I told Eamonn I might be working with mythologies, Irish or 20th-century European. Dogs might feature. Warping would probably be a theme, and resistance.

Eamonn sent us his longlist. What a treasure trove. Over 80 works, covering a spectrum of mediums, time period and scale, and gender- and ethnically diverse. I had to narrow them down to a shortlist. I found myself drawn to isolated bodies of non-specific gender, often torqued or undergoing change. Also pulling me were meetings between life-forms, orhybrid thing-beings – like Alice Maher’s Nettle Coat and Richard Gorman’s playful Tricycle. Place seen in an unexpected way drew me too, like Vukasin Nedelijkovic’stroublingly elliptical photographs of Direct Provision centres.

My shortlist included these creatures and places, but also human nudes – women photographed by women, Brian Maguire’s feverish dreaming father. Videos, objects and sculptures attracted me, and the past found its way in. James Dixon’s jewelly landscape gave me the dog. I went for pieces that drew me in their own right, that spoke to the story ideas fermenting in my unconscious, but also that talked most with other works, both visually and conceptually.

Our next step was a site visit to Glór, where Paul, Eamonn and I met Bridget Ginnity of the festival committee, Glór’s director, Orla Flanagan, and technical manager, Sinéad Cahill. Then the hard bit began.

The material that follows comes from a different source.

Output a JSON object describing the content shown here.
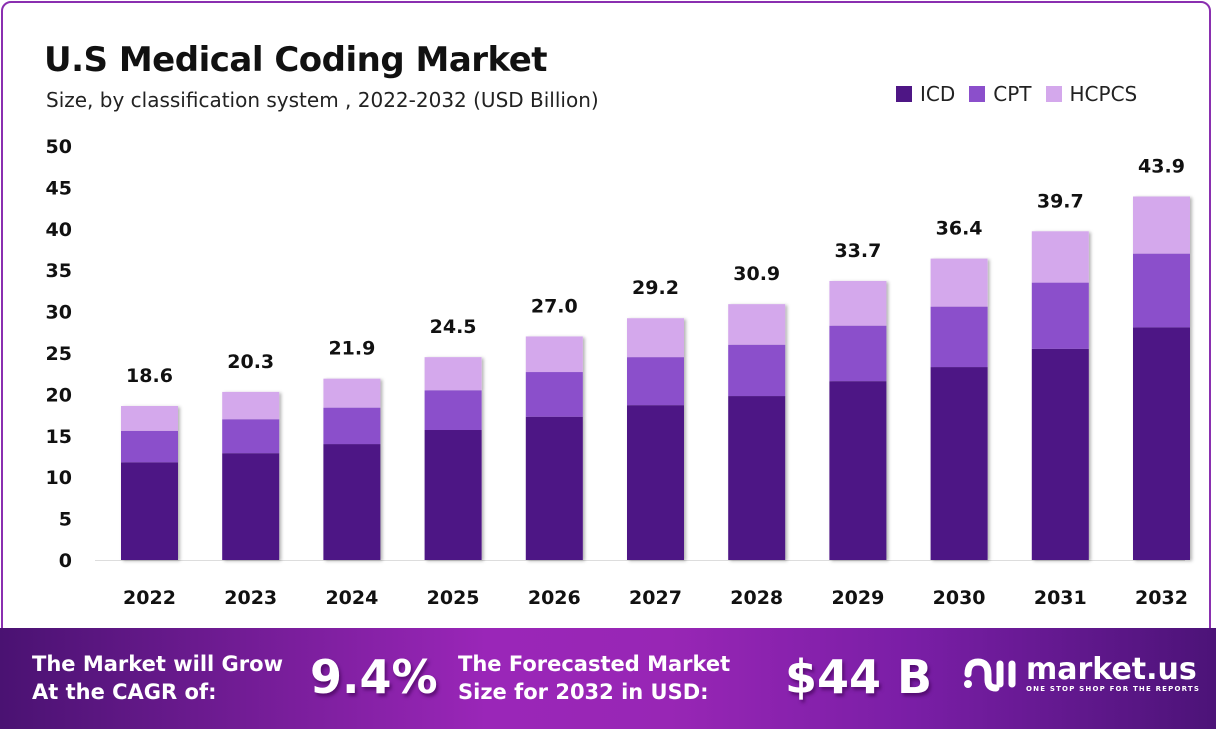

Some works weren’t available, they’d been snapped up for other shows. Others – like Kathy Prendergast’s Hair Bonnet or Colin Middleton’s exquisite Desert Rose – were just too delicate to lend or too expensive to insure. Daphne Wright’s startling strung-up Pig and Doireann O’Malley’s bleakly beautiful installation Prototypes II needed specific exhibition requirements we couldn’t guarantee. There were other challenges too. Was there a wall in Glór big enough for Paddy Graham’s To Lovers, a space secure enough for Janet Mullarney’s Look Back in Anger? For these, thankfully, we came up with solutions.

Once home, I made a cardboard model of the exhibition space and printouts of the works, all reduced to scale. Knowing the narrative of each work and having a general sense of how they might speak to each other was one thing. Seeing how they might work in the space was something else. Visual dynamics – size, texture, style – occupied my mind. Wanting more colour tension, I adjusted my selection; as I did, I felt the connection with my unwritten story change. I hadn’t accounted for this. I felt thrown in the deep end. And just like that, a possible first sentence suggested itself to me.

I knew I had shortlisted more works than the space could hold. I agonised over what to let go. Selecting from Christine Mackey’s Seedboards was tough. I wanted Rye because I baked with rye, but I needed Borage because it was so green. I put Rye to one side and felt terrible loss. Something else I hadn’t accounted for. Then: Oh, I thought, writer-head on, maybe I could use this? Rye came back in when I saw a close-up in higher-res, but its imagined loss may still flavour the story.

At the time of writing this piece, I’ve chosen the works that will travel to Glór. The show looks perfect. It’s got flow, texture, colour – as well as visual and conceptual motifs that clash and nuzzle up against each other. But it’s still only a model. In two weeks’ time I’m heading back to Ennis, and there – confronted by balconies and ceilings and the other dynamics of a real space – I may have to make another painful choice, say goodbye to another treasure from Eamonn’s trove.

I’m worried about writing a story that responds to a work that may not be in the final show. But that’s art; a thing you can’t account for. I have to trust the works I’ve chosen, listen to their call, and write. In two weeks’ time, if I have to make any more changes, I need to trust that process too, that, like all editing, it will serve only to enrich both the newborn story and the final, luminous exhibition on Glór’s waiting walls.